I don't have time to look for it, but it was either in one of the many APP articles or in the many, long planning board meeting notes, which I've read all of.

 

 

EDIT: You're lucky, the latest article APP just posted a few hours ago includes this statement. Also watch the video, as John Fitzgerald also talks about the safety aspect of the parking lot panels.

 

http://www.app.com/story/news/local/redevelopment/2016/03/21/jackson-six-flags-solar-pinelands/82080728/?hootPostID=873c0b16952a64a541f0c83e303159cb

 

The above article included a link to a previous article, which stated:

 

 

 

But on Tuesday Fitzgerald reiterated the reasons he says that idea isn't viable.

"The problem with our parking lot is, it's not as large as people think it is," he said. "It's not even enough, or barely enough, to meet our peak demands."

Additionally, the parking area is used for outdoor concerts and charity events. A major fundraiser for the Susan B. Komen breast cancer charity takes up one third of the parking area, he said.

"We really can't afford to lose any spaces at all because it would impinge on our ability to operate," he said.

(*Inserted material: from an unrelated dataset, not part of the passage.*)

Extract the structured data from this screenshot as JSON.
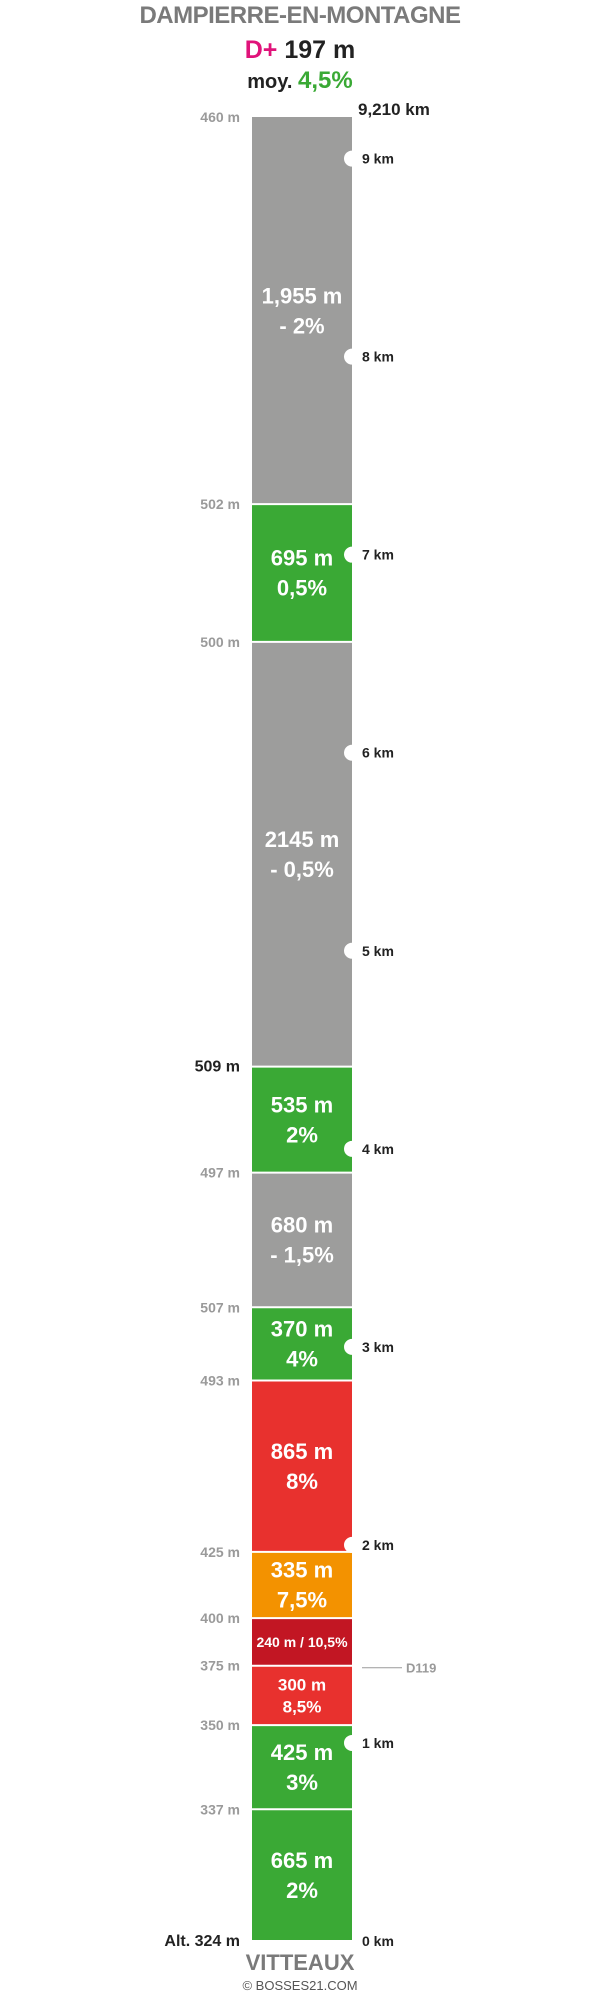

"If we were talking about only generating 25 percent of our energy needs, it's a go. But we're trying to do something better for the environment," Fitzgerald said.

"You can't power a park of this size just by working off the roof, or even the parking lot. It's insufficient. So there's a trade-off. We plan on cutting down some trees. And I can understand why that can irk some (who feel) it could be damaging to the habitat and the animals," he said.

"But at the end of the day, we did do our homework. We ensured that we're not damaging the habitats of any of the endangered or threatened species in the area, and we're sure of that."

A bald eagle nest that environmentalists said was in the area is actually 4,000 feet, or about three-quarters of a mile, from the solar site, Fitzgerald said.

In addition, state-mandated buffers and berms will protect streams from runoff, most of which will flow back toward the adjacent safari park, he said.